Dialogue has that distinctive Schafer sparkle, but with almost no new characters to meet a lot of conversations feel predictable.

The deftly portrayed teenage yearning for self-definition, the friction between youthful naiveté and cynical experience, the sly commentary on restrictive gender roles - none of that really comes to anything. The wit and heart that drove the first half of the game takes a back seat in the dash to an action-packed ending, and anyone hoping for the more intimate thematic parallels between Shay and Vella to pay off in a final act flourish will sadly be left wanting.

Despite these shortcomings, Schafer's knack for memorable lines and quirky characters remains, the puzzles are stronger and the second half demands much more thought and contemplation to finish, yet the whole remains unsatisfying. This is largely down to the decision to leave Shay and Vella retreading the exact same scenes as before, albeit from each other's perspective. It physically leaves their stories with nowhere meaningful to go. In a story that has been driven from the start by its character's need to break out of routine, it's a painfully ironic design choice.

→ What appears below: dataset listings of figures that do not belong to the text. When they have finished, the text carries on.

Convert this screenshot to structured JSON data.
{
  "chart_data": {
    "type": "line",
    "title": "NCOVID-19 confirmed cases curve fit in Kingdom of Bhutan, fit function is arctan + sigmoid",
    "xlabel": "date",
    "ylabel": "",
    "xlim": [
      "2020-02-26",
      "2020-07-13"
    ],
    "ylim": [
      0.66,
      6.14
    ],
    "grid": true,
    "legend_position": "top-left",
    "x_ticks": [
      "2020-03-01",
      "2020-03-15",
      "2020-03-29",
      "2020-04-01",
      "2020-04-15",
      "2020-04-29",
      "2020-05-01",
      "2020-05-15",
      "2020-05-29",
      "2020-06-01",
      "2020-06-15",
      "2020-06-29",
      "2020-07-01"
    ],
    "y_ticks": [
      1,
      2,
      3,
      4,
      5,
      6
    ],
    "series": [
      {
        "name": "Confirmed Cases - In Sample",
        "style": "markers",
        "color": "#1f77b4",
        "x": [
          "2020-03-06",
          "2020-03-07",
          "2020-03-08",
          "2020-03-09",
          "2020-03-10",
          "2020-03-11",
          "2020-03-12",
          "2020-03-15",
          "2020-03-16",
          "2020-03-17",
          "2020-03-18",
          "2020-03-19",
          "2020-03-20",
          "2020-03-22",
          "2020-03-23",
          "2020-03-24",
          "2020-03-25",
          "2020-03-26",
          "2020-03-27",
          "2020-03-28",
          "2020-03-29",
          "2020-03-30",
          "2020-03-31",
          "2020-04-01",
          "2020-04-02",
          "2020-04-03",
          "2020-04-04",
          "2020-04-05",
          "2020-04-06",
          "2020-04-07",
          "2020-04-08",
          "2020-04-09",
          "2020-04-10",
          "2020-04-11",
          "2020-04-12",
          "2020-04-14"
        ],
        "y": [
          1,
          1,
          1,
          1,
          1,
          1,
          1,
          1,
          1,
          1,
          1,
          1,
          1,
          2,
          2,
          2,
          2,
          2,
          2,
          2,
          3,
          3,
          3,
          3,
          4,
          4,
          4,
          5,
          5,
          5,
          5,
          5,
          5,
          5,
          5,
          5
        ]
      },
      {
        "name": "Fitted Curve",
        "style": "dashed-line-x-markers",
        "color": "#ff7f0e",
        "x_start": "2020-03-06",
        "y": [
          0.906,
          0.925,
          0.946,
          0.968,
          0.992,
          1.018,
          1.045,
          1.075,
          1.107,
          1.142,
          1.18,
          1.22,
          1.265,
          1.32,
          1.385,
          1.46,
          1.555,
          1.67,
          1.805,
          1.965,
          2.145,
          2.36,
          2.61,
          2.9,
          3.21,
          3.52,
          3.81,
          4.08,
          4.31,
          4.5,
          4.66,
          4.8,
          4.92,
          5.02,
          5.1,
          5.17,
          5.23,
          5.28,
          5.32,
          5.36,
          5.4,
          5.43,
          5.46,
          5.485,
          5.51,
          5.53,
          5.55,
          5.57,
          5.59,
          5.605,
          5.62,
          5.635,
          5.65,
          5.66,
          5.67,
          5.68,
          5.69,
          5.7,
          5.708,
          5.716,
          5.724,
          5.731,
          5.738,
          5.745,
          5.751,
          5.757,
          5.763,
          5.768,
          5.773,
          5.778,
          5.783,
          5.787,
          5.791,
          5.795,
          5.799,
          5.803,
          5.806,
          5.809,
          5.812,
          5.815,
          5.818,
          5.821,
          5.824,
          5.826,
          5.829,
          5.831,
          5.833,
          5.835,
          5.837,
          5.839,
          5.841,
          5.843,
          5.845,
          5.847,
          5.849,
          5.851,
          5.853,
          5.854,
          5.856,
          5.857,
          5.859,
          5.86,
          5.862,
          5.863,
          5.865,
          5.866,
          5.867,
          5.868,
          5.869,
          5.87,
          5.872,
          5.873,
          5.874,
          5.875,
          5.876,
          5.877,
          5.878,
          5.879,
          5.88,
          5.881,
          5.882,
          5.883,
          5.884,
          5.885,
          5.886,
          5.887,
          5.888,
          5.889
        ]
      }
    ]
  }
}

As much as there is to enjoy on a moment by moment basis, there's a sense that this is a game that's been torn in more ways than one. Torn between being a PC adventure in the classic style for the devoted hardcore, and a casual adventure that can also work for newcomers. Torn between two storylines that teasingly reflect each other, but never quite overlap in a meaningful way. Torn between repeating gameplay elements from its first half while improving on the mechanics for the second. It's always a very likeable game, but one that never fully reconciles itself, never seizes its potential in the way Vella and Shay strive to.

In the end, it's the surface details - the dry and gentle wit, the winsome voice acting, and the gorgeous design - that lash it all together. The deeper elements, the bones that might give it structural strength, feel thin. Broken Age doesn't quite suffer the fate implied by its title, but there are clearly fractures that time has failed to heal.